More than 300 girls kidnapped last week by a group of armed men from their boarding school in Nigeria have been released, a local official said Tuesday, the second time in less than a week that armed men have brought kidnapped school children back to the country .
The girls were picked up on Friday from Government Girls Secondary School in the northern state of Zamfara. Nigerian officials later told Reuters that the government had negotiated her release.
“It makes my heart happy to announce the release of the kidnapped students of GGSS Jangebe from captivity,” wrote Zamfara State Governor Bello Matawalle on Twitter early Tuesday, referring to the name of her school. Mr. Matawalle did not provide details of how or when they were released.

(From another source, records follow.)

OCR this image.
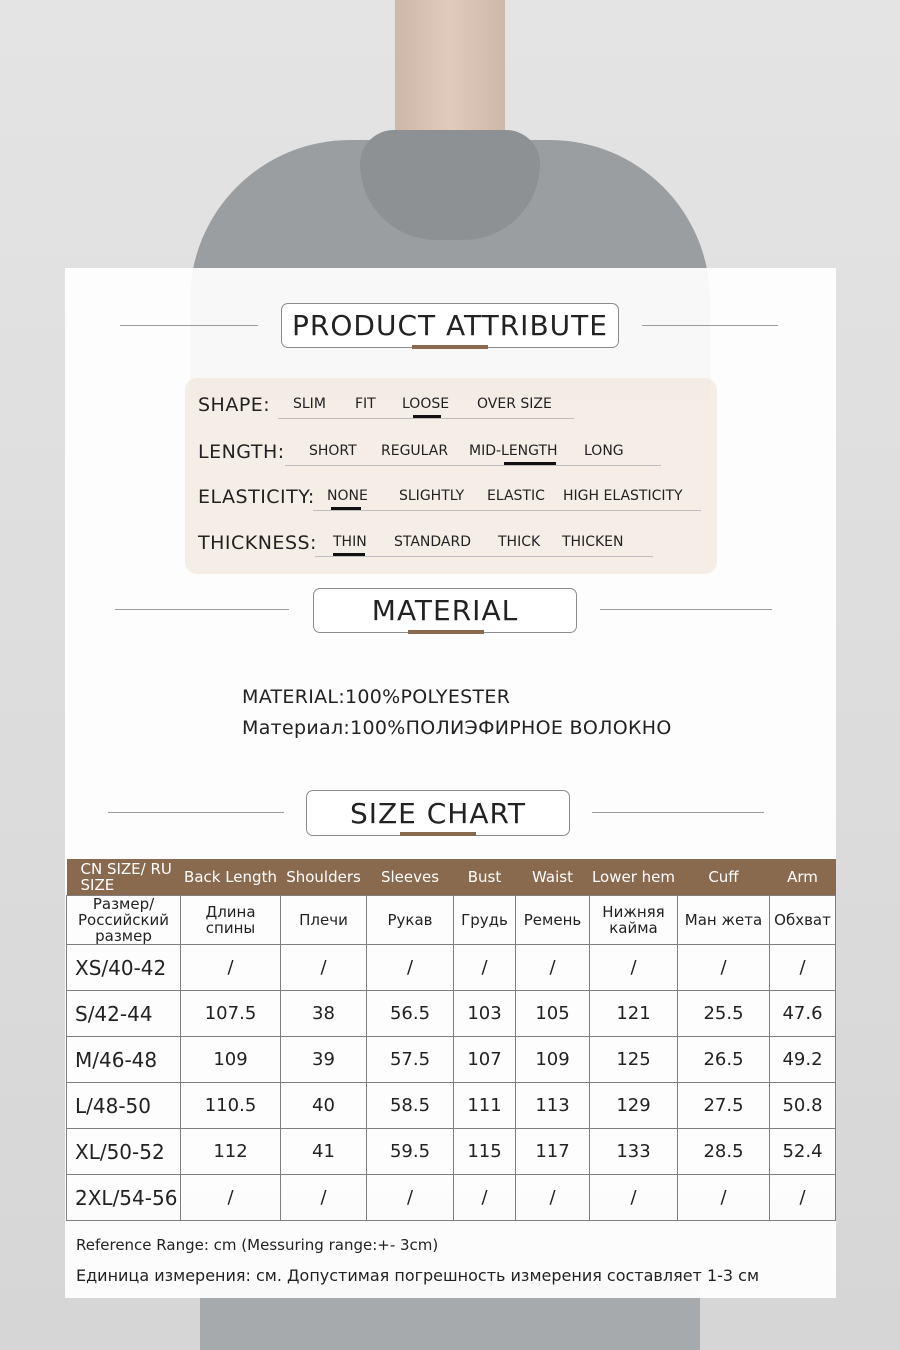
PRODUCT ATTRIBUTE
SHAPE: SLIM FIT LOOSE OVER SIZE
LENGTH: SHORT REGULAR MID-LENGTH LONG
ELASTICITY: NONE SLIGHTLY ELASTIC HIGH ELASTICITY
THICKNESS: THIN STANDARD THICK THICKEN
MATERIAL
MATERIAL:100%POLYESTER
Материал:100%ПОЛИЭФИРНОЕ ВОЛОКНО
SIZE CHART
CN SIZE/ RU SIZE	Back Length	Shoulders	Sleeves	Bust	Waist	Lower hem	Cuff	Arm
Размер/ Российский размер	Длина спины	Плечи	Рукав	Грудь	Ремень	Нижняя кайма	Ман жета	Обхват
XS/40-42	/	/	/	/	/	/	/	/
S/42-44	107.5	38	56.5	103	105	121	25.5	47.6
M/46-48	109	39	57.5	107	109	125	26.5	49.2
L/48-50	110.5	40	58.5	111	113	129	27.5	50.8
XL/50-52	112	41	59.5	115	117	133	28.5	52.4
2XL/54-56	/	/	/	/	/	/	/	/
Reference Range: cm (Messuring range:+- 3cm)
Единица измерения: см. Допустимая погрешность измерения составляет 1-3 см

The video, published on Twitter by the Daily Nigerian news site, showed some of the girls solemnly and silently walking past journalists while the cameras flashed. The footage showed some as barefoot while others hobbled.
In the week leading up to the girls’ abduction, more than 40 children and adults were abducted from a boarding school in the Nigerian state and became the youngest victims of the West African country’s slide into insecurity. They were released on Saturday.
The incidence of mass kidnapping of girls and boys at boarding schools in northwestern Nigeria is increasing in part because kidnapping has become a growth industry during the country’s economic crisis. Increasingly, the victims are schoolchildren – not just the rich, powerful, or famous.
Banditry, one of the many complex conflicts in Nigeria, even took place in President Muhammadu Buhari’s home state of Katsina, where more than 300 boys were kidnapped by armed men in December. They were also later released.
The Katsina episode commemorated the country’s most notorious kidnapping, the 2014 kidnapping of 276 school girls by the Islamist extremist group Boko Haram in the northeastern state of Borno.
Last week, Mr Buhari blamed state and local governments for the recent surge in kidnappings and urged them to improve security in schools.
The girls who were rescued this week were abducted from a school in Jangebe City. Mr Matawalle referred to her as #JangebeGirls on Twitter.
“I urge all well-meaning Nigerians to rejoice with us as our daughters are now safe,” he wrote.
Ruth Maclean contributed to the coverage.